What did @drdrewtimmermans actually say?
The claim is simple: "300 mic sub-Q" once daily is the standard BPC-157 dose for chronic pain, with occasional adjustments like splitting or doubling. That's the whole transcript. No mechanism explanation, no patient selection criteria, no mention of what conditions this applies to or why sub-cutaneous injection was chosen over oral or intranasal routes.
To be fair, this appears to be a short-form clip pulled from a longer discussion. But what was said still carries weight at 86K views. People will take "300 micrograms sub-Q daily" and run with it, and that's worth examining carefully.
Does the science back this up?
Not cleanly, because there is no FDA-approved BPC-157 product, which means there are no Phase III clinical trials establishing any human dosing standard. Everything circulating in clinical practice is extrapolated from animal models, and that gap matters more than most TikTok peptide content acknowledges.

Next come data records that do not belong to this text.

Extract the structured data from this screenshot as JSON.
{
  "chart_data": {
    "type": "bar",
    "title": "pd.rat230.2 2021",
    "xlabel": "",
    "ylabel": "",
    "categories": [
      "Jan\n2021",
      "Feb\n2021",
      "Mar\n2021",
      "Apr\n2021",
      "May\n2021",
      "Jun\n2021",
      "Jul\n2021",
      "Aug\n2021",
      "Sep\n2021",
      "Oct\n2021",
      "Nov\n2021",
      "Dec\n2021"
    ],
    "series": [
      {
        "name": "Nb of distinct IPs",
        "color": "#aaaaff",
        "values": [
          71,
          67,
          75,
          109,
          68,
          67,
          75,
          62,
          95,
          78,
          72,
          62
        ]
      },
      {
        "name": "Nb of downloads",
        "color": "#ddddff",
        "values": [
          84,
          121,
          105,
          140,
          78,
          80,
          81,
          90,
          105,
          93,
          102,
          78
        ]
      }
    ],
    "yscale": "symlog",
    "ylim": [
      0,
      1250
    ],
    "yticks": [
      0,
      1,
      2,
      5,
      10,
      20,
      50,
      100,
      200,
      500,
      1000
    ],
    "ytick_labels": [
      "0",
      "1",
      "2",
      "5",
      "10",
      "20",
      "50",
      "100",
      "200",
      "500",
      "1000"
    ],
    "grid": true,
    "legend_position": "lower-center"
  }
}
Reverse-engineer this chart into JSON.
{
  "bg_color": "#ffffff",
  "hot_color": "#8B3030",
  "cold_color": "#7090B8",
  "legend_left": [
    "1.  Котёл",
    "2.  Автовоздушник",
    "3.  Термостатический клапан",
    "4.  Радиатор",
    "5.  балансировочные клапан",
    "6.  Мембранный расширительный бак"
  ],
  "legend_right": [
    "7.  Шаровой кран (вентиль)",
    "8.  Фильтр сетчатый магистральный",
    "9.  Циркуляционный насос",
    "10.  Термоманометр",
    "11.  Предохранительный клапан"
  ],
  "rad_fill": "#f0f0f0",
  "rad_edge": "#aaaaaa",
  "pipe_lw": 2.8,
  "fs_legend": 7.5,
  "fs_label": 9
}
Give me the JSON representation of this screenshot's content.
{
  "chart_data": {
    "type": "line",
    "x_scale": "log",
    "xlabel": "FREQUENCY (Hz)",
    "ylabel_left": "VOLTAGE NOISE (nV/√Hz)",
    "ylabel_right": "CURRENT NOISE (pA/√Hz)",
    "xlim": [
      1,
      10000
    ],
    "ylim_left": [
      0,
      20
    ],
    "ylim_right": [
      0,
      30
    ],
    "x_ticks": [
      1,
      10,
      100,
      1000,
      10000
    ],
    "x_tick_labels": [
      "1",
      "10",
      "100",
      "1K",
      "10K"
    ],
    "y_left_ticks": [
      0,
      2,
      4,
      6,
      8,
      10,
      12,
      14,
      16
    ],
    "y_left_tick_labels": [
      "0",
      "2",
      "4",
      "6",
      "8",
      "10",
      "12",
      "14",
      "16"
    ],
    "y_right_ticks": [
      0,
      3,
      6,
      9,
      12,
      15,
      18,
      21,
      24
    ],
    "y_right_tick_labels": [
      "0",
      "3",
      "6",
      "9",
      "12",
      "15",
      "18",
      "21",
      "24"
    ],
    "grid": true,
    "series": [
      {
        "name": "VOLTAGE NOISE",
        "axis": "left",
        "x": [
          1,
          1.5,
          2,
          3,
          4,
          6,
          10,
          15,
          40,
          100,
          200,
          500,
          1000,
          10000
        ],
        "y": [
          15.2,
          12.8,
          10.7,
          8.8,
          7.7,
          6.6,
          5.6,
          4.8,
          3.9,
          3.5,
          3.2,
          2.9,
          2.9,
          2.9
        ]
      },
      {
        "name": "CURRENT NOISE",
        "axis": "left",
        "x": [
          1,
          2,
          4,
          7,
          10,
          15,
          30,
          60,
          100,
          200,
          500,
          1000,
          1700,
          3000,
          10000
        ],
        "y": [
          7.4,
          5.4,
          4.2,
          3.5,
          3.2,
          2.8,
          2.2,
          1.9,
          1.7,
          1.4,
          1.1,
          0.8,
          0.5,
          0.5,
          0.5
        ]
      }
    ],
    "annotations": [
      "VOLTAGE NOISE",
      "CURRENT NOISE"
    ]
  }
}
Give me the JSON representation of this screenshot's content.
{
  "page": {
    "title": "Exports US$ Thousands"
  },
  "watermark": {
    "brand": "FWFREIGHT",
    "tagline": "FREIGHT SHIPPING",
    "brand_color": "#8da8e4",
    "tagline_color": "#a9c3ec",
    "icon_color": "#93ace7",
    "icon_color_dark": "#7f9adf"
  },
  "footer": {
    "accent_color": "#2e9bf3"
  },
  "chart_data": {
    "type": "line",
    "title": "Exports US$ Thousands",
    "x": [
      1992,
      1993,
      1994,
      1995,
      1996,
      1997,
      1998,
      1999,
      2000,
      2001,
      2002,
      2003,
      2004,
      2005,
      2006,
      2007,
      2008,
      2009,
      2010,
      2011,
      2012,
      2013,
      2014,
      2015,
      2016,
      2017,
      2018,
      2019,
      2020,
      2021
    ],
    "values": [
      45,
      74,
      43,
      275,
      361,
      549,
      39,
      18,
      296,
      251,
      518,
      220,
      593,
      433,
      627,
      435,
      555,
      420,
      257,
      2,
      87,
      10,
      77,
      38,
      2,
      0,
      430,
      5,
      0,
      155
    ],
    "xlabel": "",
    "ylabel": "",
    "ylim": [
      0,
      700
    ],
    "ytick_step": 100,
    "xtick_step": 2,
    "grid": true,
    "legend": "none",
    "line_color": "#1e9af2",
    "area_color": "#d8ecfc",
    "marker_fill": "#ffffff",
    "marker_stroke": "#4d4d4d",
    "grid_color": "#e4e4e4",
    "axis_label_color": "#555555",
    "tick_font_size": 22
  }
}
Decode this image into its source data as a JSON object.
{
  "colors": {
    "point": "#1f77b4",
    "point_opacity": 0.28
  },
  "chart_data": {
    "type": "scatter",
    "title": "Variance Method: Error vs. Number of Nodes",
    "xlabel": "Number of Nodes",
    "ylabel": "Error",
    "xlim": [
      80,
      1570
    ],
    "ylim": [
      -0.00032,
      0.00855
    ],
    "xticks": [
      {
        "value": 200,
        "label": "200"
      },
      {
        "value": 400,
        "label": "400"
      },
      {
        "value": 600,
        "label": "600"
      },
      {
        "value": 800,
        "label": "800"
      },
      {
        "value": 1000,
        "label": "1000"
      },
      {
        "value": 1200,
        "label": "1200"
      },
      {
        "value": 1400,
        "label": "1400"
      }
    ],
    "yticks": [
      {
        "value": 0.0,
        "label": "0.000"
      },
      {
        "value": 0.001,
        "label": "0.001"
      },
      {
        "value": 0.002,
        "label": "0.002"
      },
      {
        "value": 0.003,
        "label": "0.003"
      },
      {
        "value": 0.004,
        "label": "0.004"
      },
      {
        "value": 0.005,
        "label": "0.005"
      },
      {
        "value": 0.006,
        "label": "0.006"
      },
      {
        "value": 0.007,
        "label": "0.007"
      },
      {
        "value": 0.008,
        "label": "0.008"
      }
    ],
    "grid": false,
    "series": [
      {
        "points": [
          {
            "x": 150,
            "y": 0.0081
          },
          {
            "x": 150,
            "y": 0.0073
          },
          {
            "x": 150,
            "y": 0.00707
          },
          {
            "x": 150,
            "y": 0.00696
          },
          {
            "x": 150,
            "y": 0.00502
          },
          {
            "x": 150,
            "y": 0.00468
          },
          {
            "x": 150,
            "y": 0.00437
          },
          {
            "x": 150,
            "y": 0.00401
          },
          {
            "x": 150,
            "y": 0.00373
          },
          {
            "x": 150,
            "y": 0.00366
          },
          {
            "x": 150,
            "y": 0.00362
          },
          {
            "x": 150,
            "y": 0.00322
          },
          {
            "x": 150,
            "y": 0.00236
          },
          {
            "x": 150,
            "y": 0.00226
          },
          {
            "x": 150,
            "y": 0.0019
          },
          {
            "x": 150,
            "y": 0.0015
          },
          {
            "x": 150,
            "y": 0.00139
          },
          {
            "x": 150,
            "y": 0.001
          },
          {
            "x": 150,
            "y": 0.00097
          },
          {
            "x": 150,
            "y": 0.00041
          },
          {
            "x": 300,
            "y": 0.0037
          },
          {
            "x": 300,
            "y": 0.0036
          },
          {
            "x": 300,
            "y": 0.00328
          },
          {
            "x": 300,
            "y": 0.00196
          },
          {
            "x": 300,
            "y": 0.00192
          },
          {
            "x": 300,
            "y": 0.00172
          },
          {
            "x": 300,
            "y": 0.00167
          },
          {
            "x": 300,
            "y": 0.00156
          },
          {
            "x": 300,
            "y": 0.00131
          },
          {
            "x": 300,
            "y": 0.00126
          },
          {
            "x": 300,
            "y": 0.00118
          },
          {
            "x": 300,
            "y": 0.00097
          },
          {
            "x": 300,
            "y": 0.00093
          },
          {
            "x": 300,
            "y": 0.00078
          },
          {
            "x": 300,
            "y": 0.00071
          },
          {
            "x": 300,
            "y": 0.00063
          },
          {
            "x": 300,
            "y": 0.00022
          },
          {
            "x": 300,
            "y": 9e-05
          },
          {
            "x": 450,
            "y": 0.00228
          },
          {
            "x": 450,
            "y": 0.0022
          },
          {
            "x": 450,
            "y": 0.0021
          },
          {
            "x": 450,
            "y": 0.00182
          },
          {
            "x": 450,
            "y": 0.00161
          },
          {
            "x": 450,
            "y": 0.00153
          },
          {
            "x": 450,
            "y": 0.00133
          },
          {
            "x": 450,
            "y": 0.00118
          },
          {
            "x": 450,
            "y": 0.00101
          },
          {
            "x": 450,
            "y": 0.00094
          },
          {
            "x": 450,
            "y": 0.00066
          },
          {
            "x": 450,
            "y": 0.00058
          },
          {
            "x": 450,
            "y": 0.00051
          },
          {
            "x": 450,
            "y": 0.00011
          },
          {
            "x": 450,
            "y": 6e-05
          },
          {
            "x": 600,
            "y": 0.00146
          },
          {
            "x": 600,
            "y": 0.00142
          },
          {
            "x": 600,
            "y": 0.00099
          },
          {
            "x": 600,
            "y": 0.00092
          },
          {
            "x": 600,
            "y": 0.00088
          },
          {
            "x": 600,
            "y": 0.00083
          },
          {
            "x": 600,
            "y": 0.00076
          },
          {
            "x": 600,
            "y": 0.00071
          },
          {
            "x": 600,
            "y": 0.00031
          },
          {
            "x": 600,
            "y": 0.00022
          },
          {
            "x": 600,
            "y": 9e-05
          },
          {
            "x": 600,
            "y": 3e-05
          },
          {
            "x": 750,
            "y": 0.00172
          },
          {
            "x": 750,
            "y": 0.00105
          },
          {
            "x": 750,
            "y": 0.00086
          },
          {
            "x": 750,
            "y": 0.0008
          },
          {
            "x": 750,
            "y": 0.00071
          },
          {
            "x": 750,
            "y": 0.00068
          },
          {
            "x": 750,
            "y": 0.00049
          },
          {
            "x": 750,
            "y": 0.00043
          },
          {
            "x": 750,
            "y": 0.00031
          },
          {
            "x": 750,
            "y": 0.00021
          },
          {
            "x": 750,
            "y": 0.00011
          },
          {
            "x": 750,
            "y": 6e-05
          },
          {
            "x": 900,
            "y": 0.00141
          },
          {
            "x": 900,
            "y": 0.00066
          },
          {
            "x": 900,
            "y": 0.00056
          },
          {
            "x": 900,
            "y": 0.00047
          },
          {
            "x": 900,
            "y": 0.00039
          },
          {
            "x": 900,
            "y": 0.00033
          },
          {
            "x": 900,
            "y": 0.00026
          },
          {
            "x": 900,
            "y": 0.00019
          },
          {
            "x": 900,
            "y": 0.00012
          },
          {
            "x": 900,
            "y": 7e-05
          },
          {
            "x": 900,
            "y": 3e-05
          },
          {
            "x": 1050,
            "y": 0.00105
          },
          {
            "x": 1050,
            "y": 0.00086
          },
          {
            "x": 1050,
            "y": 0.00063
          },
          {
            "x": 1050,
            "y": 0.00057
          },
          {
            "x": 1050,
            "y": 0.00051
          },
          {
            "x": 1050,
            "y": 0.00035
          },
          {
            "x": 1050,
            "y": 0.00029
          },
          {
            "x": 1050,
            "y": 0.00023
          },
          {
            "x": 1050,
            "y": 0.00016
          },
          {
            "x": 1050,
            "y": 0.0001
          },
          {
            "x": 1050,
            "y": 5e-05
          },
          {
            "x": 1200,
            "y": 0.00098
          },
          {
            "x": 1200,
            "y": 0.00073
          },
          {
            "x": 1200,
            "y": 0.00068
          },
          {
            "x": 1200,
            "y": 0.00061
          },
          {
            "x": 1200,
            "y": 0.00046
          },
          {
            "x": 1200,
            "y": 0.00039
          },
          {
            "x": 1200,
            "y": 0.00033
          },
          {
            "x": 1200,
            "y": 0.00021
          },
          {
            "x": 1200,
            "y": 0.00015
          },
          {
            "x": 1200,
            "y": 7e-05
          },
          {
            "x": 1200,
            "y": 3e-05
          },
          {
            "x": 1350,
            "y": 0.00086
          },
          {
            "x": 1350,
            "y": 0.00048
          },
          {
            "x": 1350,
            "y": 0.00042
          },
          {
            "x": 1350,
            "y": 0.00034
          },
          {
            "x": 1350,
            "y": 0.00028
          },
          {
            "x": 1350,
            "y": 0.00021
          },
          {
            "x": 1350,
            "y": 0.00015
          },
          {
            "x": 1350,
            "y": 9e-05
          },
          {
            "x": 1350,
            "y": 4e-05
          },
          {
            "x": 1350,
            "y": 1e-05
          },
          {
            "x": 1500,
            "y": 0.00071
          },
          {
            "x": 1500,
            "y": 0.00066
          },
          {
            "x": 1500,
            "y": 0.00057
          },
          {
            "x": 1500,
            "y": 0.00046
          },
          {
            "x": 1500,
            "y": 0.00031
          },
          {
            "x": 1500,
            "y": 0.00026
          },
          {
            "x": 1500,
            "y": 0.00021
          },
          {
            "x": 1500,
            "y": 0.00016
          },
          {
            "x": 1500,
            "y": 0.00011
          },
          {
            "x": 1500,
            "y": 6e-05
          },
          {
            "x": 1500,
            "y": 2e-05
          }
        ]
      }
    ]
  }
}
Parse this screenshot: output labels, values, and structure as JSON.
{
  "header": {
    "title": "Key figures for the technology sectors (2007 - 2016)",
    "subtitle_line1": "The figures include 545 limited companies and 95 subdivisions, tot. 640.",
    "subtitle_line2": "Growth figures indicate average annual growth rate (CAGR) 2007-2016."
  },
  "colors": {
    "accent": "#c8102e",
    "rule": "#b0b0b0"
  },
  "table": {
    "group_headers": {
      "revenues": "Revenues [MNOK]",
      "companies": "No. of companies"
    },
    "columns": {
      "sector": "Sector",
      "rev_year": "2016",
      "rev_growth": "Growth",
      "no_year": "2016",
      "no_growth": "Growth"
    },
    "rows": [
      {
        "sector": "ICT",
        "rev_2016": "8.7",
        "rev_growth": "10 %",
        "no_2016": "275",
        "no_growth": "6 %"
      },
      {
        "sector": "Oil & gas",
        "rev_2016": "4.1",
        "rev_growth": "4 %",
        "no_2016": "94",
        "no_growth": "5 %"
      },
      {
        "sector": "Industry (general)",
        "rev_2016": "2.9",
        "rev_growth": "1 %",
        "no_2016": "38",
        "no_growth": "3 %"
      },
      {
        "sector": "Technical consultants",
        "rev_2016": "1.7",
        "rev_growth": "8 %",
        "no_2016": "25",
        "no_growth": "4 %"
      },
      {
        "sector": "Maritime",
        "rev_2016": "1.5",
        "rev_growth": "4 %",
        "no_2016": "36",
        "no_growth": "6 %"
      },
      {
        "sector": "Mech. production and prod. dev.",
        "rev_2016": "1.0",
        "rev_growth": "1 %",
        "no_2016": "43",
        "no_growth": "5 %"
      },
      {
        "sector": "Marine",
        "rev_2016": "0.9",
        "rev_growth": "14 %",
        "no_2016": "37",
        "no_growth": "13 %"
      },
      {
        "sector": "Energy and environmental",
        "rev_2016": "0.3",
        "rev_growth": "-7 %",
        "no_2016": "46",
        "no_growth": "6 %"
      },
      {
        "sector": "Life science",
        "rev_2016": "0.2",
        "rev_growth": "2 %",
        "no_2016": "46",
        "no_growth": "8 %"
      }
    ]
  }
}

The animal literature is genuinely interesting. Studies like Sikiric et al. (2018, Current Pharmaceutical Design) documented significant tendon and soft tissue healing effects in rodents at doses roughly equivalent to 1-10 mcg/kg body weight. A 70kg human would land somewhere in the 70-700 mcg range from that extrapolation, so 300 mcg is not an unreasonable number to land on mathematically. But rodent-to-human pharmacokinetic translation is notoriously unreliable. Bioavailability, half-life, and tissue distribution in humans remain uncharacterized in peer-reviewed literature. The "300 mcg standard" is a clinical convention, not an evidence-based protocol.
What did they get wrong (or right)?
Credit where it's due: 300 mcg sub-Q once daily is the most commonly cited starting point in compounding pharmacy guidance and among clinicians who prescribe peptides off-label. It is not invented. It reflects a rough consensus that has emerged from clinical practice rather than controlled trials, and calling it a "standard" is a reasonable description of what practitioners actually do.
What's missing is more important than what's wrong. There is no acknowledgment that this dosing has no clinical trial backing in humans. There is no discussion of route selection rationale. Oral BPC-157 has been studied in some animal models (Sikiric et al., 2014, Journal of Physiology-Paris) and may have different absorption characteristics. Sub-Q is not automatically superior for this peptide. And doubling the dose, mentioned casually, doubles the unknowns on a compound with no established human safety profile at any dose.
What should you actually know?
BPC-157 is not FDA-approved. It was removed from the FDA's bulk substances list for compounding in 2022, meaning licensed compounding pharmacies in the US face significant restrictions on producing it. Any clinic offering it today is operating in a legally complicated space, regardless of how a clinician frames the dosing.
The honest summary is this: BPC-157 has a compelling animal research record for tissue healing and pain modulation, plausibly acting through nitric oxide pathways and growth hormone receptor interactions (Chang et al., 2011, Regulatory Peptides). Human data is essentially anecdotal and case-report level. The 300 mcg sub-Q figure is a practice convention, not a validated dose. Patients hearing this number on TikTok should not self-administer based on it, and they should ask any prescribing clinician direct questions about the legal status of what they are being prescribed.